Aujourd'hui le " Melon" pourrait être le label de ces gougnafiers qui se voudraient les arbitres des élégances alors qu'il n'ont que la grosse tête ce qui ,ipso facto, exclut , le salut amical " Chapeau l'artiste " d'une part parce que il n'y a pas de chapeau à leur taille et que pour ma part, quelque soit le plaisir pris dans leur établissement, accueil, cadre, gentillesse, simplicité et bien sur mets succulents, je ne les ai jamais pris pour des artistes.

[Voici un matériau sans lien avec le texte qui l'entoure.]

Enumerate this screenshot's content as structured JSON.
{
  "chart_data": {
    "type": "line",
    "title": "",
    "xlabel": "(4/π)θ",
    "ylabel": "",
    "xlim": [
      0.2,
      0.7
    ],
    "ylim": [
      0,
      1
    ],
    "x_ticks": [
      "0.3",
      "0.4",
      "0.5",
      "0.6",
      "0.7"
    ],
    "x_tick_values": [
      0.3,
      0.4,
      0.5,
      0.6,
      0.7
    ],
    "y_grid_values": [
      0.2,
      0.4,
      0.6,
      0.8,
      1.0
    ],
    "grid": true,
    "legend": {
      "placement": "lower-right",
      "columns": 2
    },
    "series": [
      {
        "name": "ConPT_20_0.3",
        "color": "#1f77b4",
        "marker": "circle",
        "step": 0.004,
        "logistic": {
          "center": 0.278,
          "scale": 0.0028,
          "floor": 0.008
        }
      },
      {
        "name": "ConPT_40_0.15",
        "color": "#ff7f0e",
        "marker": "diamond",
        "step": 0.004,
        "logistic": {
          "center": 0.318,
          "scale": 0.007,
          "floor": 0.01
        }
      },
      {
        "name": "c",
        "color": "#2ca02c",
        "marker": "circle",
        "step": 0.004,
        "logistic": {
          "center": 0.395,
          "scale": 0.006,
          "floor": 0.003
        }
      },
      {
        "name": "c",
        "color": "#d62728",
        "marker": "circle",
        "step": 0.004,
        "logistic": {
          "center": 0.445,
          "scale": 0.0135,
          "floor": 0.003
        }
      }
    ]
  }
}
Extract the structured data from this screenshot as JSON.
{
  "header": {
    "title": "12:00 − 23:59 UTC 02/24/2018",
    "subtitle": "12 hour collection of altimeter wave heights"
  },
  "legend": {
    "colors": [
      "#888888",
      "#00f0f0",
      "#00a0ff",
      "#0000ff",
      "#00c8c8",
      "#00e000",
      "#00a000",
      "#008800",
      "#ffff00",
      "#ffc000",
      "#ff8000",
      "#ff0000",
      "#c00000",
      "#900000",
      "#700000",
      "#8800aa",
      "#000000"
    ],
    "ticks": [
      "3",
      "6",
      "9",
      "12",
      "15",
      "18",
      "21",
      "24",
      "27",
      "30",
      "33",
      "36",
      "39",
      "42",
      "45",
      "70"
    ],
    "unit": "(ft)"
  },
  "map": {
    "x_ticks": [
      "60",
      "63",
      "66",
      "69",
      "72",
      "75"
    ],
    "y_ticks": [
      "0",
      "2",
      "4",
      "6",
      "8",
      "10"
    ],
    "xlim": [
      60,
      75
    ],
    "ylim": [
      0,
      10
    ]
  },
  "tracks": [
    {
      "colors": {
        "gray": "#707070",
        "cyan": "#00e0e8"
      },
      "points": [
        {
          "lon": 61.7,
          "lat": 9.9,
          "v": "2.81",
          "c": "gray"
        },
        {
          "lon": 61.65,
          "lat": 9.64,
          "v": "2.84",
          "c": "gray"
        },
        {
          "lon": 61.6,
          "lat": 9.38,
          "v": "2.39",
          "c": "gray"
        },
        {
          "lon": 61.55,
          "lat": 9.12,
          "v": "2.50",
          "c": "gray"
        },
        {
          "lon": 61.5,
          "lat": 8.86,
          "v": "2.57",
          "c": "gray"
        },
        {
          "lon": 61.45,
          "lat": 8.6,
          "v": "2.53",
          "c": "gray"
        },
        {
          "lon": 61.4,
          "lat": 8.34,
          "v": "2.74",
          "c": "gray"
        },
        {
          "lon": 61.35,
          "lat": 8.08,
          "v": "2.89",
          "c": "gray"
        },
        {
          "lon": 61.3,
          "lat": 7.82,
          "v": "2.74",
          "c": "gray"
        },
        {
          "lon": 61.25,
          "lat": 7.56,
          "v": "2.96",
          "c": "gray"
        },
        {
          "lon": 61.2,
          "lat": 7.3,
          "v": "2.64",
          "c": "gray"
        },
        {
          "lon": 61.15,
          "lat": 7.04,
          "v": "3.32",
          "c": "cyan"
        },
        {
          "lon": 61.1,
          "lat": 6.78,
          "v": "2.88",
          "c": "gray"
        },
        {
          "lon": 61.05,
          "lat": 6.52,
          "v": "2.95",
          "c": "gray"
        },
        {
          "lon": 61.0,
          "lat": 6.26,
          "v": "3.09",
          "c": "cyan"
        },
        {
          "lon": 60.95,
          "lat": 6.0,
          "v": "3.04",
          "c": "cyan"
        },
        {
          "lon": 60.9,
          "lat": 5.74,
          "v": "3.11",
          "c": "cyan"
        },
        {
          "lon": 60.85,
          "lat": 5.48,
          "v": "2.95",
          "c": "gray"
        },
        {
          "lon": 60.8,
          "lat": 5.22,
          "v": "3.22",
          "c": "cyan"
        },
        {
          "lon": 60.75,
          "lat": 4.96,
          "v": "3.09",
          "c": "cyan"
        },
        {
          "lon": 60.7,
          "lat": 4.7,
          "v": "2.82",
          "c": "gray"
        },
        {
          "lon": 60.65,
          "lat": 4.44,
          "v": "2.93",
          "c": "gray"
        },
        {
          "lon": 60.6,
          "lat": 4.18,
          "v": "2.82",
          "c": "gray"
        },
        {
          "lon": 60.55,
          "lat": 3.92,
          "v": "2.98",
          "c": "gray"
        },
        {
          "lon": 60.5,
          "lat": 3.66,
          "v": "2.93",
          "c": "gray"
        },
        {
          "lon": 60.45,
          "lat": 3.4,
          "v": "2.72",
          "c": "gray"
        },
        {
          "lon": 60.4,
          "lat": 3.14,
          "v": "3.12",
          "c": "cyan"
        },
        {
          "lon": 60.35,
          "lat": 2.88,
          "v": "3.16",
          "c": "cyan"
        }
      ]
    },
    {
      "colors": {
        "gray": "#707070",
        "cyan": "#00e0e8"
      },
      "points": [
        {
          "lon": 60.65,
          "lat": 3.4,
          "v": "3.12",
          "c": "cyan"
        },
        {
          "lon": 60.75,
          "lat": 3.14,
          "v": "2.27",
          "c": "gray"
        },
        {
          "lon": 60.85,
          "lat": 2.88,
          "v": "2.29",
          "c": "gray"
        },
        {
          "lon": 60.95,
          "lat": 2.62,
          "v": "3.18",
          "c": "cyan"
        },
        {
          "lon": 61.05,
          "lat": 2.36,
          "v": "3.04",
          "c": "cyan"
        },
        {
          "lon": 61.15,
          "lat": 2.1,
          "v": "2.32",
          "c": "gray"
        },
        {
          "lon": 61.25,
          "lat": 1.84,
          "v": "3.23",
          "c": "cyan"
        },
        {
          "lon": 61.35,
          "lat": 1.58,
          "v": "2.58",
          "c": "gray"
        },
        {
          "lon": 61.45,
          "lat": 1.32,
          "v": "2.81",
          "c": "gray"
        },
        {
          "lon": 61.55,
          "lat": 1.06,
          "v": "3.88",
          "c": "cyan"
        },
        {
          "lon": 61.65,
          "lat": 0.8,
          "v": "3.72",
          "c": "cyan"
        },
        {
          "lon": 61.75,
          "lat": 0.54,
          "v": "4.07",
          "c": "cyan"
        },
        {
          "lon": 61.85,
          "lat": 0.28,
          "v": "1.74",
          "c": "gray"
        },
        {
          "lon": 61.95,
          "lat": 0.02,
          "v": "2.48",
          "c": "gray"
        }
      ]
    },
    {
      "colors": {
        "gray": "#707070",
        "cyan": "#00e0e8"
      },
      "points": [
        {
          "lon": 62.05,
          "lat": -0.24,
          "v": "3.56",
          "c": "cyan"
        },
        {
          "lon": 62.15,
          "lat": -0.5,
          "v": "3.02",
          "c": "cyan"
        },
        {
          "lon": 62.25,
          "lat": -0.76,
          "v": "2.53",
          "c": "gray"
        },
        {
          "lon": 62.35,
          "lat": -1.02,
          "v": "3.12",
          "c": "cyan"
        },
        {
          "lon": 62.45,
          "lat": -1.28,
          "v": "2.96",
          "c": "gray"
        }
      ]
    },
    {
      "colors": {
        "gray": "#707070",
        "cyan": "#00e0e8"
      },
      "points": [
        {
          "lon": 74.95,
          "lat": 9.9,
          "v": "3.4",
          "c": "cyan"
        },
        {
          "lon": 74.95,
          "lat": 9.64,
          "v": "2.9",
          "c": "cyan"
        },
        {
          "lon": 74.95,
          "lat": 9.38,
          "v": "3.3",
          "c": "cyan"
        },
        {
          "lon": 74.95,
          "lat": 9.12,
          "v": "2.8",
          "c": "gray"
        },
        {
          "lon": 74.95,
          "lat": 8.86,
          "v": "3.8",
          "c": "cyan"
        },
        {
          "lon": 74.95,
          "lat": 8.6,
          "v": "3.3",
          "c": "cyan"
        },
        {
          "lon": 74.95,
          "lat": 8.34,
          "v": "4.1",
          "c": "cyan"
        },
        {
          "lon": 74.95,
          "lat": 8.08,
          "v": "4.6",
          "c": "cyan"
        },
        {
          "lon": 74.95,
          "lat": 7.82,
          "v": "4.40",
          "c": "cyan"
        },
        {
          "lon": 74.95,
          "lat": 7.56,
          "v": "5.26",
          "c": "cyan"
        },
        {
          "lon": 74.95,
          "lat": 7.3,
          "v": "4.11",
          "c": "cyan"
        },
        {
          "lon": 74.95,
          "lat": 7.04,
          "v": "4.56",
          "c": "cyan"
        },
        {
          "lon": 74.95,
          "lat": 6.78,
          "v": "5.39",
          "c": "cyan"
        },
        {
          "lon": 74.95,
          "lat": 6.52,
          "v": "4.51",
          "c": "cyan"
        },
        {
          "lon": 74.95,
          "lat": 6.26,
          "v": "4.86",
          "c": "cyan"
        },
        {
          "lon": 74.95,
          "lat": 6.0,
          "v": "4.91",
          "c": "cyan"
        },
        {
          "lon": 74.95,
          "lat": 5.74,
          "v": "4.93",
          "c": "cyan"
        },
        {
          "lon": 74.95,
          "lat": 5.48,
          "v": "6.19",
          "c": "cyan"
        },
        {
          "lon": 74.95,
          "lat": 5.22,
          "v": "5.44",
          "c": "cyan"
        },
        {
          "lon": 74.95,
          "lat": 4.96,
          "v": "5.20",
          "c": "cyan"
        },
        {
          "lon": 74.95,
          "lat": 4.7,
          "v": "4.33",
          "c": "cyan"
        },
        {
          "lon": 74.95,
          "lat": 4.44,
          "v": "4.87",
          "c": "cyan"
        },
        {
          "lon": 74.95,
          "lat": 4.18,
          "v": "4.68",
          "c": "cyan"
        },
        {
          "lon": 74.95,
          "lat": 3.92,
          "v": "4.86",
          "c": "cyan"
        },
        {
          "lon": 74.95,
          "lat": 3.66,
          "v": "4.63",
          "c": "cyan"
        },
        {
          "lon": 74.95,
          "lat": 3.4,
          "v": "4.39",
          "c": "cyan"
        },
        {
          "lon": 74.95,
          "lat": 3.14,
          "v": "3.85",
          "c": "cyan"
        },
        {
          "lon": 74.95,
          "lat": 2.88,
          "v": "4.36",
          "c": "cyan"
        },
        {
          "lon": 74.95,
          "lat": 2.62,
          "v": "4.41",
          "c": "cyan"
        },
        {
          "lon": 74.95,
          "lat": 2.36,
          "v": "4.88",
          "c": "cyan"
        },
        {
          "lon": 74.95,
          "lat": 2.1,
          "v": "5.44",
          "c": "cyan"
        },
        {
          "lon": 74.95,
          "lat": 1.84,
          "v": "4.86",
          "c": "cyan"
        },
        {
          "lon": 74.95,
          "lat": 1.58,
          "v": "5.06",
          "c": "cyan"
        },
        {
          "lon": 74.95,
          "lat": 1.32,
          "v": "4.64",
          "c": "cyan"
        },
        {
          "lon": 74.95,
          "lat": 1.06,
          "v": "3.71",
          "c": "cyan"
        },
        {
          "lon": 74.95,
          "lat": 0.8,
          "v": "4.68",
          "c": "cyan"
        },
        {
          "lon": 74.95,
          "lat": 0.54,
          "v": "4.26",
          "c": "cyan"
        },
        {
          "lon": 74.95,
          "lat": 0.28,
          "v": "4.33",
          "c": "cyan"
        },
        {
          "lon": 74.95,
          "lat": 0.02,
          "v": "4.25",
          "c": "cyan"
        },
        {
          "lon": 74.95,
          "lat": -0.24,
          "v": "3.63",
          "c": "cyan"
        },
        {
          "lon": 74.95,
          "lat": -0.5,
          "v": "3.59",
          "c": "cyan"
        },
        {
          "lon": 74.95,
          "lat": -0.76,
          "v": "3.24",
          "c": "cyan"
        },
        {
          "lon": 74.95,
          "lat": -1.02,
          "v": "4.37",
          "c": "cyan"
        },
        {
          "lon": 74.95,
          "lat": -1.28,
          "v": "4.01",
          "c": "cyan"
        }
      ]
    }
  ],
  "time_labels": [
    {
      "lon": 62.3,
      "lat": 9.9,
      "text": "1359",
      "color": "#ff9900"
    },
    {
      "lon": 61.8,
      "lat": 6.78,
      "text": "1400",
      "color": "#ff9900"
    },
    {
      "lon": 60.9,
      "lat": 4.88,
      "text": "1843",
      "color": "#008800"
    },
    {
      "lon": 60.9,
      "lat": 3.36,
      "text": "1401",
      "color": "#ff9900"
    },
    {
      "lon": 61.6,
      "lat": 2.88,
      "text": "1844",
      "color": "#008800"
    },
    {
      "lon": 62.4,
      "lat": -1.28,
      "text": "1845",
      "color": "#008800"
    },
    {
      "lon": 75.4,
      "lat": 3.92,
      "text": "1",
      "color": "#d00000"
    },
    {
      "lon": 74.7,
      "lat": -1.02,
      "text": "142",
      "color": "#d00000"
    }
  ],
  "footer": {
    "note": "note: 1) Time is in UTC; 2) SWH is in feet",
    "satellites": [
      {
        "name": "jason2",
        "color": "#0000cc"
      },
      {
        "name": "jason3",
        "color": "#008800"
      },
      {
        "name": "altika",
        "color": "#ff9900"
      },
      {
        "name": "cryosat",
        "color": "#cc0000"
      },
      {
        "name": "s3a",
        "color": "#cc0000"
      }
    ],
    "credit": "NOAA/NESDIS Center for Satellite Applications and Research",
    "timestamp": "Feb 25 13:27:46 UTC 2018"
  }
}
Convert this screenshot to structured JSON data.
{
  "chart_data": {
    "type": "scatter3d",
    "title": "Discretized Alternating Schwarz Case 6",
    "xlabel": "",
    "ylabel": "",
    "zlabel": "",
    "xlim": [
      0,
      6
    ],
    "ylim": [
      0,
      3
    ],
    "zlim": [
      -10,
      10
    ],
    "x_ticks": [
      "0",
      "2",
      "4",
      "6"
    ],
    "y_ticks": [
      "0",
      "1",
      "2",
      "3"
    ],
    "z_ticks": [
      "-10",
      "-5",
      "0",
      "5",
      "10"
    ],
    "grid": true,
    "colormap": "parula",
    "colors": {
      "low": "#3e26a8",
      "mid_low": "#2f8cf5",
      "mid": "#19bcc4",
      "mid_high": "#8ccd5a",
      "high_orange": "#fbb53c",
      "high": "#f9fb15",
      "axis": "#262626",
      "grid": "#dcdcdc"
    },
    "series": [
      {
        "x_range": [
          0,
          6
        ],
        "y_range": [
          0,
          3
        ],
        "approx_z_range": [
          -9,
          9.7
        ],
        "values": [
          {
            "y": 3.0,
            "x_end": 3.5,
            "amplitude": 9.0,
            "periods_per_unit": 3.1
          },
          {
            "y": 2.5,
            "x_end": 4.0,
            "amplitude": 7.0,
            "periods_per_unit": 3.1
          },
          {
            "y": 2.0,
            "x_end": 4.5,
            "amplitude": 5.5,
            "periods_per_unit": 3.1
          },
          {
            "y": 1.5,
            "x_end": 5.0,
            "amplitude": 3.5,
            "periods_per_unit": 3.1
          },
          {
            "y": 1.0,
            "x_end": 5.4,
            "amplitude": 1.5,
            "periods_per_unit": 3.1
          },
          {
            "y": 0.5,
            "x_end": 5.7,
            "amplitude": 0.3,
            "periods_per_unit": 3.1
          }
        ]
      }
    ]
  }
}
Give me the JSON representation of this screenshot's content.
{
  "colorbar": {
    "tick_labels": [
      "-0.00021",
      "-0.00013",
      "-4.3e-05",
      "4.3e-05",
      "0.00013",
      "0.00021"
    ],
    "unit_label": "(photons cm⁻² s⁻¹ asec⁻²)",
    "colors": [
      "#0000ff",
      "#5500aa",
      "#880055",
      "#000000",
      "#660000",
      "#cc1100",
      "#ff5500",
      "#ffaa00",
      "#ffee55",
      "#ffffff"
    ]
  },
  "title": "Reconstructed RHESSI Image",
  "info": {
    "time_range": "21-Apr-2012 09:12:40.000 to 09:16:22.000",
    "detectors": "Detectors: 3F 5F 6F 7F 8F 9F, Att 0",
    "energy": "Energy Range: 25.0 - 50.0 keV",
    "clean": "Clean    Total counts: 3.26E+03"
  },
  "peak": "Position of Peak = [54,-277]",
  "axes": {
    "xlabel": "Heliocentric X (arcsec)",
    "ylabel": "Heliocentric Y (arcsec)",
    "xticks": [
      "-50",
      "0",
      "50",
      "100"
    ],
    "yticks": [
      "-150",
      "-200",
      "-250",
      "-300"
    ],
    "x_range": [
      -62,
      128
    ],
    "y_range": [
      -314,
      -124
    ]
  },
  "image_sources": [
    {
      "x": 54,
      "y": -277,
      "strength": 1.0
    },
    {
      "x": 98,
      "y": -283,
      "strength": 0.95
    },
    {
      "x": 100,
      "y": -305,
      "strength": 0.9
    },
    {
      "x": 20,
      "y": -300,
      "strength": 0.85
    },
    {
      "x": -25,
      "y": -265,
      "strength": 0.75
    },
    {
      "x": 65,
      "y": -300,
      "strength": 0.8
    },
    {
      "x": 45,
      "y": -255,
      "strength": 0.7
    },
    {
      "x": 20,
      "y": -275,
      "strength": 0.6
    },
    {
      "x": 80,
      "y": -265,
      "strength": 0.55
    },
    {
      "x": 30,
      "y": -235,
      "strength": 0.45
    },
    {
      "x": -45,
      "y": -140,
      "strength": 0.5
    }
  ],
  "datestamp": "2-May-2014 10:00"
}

En ce qui concerne les approvisionnements, j’ai été fortement impressionné par les restaurateurs du Diois * Ils affichent tous sur un grand tableau noir leurs fournisseurs qui sont tous locaux – même l’excellent japonais de Die qui ne connaît pas le « Metro » asiatique local
A moi Taulier, deux mots ! Vulgaire chroniqueur ? Qu'est ce à dire ? Qu’est ce que ce dénigrement systématique qu’on perçoit entre les lignes de tes chroniques. Vulgaire chroniqueur , pas à moi. Depuis que je te lis , c’est un qualificatif totalement inapproprié . Au contraire c’est justement une certaine classe qui constitue une part de l’intérêt de ces chroniques. Tu sais ce que cela peut sous entendre un vulgaire chroniqueur ? pour de vulgaires lecteurs tant que tu y ais. Tttt, reprends toi veux tu. Modeste chroniqueur si tu veux mais vulgaire, pas toi. Et encore, modeste chroniqueur pas pour la mouche du coche dont l’absence avérée de modestie exclurait de tes lecteurs

* Souvenez vous c’est le dernier point de chute connu de Pierre Jancou, étonnant restaurateur et pape des vins au naturel dont nous parle souvent notre très partageur Taulier. L’aventure de Chatillon-en-Diois est finie. Réouverture prochaine d’un lieu comme lui seul sait en inventer à Genève.